Since her coma, it’s not uncommon for her to jump back and forth between the past and the present, but I’ve never seen her stay in the past with such determination before. I still can’t decide if she thought my brother was still a baby because her mind was fixated on a different time and place, or if she simply didn’t know who I was and confused me with someone else.

And even if I did know which of the two it was, would it even matter? Is there anything I could have said or done differently? I don’t think so. A degeneration of brain function is perhaps the cruelest way to lose someone you care about. You don’t have the option of mourning them in one big emotional experience. Instead you’re forced watch them slowly slip away.

First they don’t remember where they are. Then they’ll recognize you, but forget your name or how they know you. The last (and I imagine most painful) step of the process is that they forget who you are entirely. To see someone you love not even realize that they know you must be, at its very best, crushing.

While a quick Google search yielded me no information to prove it, I can’t help but feel that her time in a nursing home has worsened her condition. This is not to say that she would be better off at home – there would be no one there to watch her – but the environment there isn’t really conducive to keeping one’s whits intact. Conversation among patients is minimal – remember, all the folks in her wing suffer from some sort of mental debilitation.
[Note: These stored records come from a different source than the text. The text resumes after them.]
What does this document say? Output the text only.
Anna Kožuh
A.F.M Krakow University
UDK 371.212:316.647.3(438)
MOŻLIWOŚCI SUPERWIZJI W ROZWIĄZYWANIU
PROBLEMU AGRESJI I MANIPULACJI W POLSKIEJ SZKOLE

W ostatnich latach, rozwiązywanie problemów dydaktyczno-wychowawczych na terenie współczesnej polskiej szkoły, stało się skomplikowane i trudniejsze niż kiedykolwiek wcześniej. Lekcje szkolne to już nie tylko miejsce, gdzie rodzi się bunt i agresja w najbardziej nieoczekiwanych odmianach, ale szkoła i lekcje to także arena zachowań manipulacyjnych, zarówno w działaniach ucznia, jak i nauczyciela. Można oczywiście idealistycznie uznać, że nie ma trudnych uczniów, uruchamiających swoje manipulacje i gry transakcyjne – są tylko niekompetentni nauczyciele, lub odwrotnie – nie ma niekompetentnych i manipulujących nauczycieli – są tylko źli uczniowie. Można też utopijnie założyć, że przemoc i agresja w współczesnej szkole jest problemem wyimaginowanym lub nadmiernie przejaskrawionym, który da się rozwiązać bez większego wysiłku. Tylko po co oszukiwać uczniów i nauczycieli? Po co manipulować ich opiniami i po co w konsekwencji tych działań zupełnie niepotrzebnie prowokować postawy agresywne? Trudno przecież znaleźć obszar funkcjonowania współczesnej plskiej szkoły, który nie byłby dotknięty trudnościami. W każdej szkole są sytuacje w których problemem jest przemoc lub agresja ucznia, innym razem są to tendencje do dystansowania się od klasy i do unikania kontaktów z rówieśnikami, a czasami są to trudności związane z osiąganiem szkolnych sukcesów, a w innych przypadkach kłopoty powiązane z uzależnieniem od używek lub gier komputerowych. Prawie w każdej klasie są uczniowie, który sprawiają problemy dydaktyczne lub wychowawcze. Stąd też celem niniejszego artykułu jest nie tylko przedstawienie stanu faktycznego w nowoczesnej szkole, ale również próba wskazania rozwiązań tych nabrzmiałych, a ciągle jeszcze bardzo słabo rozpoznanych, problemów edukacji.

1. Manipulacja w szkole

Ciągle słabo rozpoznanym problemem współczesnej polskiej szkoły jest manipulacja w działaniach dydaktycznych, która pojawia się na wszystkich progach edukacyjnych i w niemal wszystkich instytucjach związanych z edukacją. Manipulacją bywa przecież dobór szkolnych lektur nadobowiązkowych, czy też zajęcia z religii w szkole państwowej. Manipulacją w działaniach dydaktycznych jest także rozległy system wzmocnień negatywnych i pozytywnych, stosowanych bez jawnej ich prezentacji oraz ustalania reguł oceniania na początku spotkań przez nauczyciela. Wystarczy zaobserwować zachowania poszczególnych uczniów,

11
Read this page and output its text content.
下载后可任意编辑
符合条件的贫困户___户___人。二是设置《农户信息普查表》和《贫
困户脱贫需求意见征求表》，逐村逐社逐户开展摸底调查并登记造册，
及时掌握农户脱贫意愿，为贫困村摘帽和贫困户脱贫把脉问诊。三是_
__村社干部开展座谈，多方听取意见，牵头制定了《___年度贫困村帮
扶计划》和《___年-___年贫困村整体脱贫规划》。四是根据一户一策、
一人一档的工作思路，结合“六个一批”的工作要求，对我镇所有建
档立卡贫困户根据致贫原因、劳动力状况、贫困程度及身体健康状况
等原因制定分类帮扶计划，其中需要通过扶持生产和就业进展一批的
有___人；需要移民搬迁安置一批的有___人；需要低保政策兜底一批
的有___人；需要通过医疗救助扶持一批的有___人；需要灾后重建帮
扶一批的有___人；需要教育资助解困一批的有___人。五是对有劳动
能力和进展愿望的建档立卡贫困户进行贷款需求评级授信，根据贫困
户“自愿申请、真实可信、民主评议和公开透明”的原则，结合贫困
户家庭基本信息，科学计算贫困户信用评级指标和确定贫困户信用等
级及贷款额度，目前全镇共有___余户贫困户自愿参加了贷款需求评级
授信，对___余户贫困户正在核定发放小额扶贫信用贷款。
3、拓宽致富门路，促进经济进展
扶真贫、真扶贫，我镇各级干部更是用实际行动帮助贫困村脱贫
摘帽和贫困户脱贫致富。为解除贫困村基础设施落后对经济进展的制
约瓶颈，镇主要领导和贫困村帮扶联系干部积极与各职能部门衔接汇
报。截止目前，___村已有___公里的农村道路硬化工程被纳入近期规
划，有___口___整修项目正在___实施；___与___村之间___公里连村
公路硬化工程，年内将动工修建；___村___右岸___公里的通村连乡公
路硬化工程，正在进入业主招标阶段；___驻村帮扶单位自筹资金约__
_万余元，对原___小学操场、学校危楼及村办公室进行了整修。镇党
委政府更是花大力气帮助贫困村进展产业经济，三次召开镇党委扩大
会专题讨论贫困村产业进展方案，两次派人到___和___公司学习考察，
And while we visit as often as we can, my aunt spends an inordinate amount of time doing absolutely nothing. In addition to not really talking to the other patients there, she’s not allowed to leave, or even to step outside. She doesn’t like to watch TV and she doesn’t read. With a brain that’s already working below capacity, I can’t help but believe that living in such an unstimulating environment only makes things worse.

This all brings us to a bigger problem, though. All of the people who live with Auntie Christine are more or less in the same boat. They sit around doing nothing all day. If they talk to each other, it’s short, though seldom sweet. Some of them never get visitors. They’re physically restrained by the walls of the nursing home, but it’s really their minds that enslave them.

Last time I saw my mom, I made her a promise: “Mom, I will never put you or dad in a nursing home.” We may drive each other crazy sometimes, but she’ll come live with me.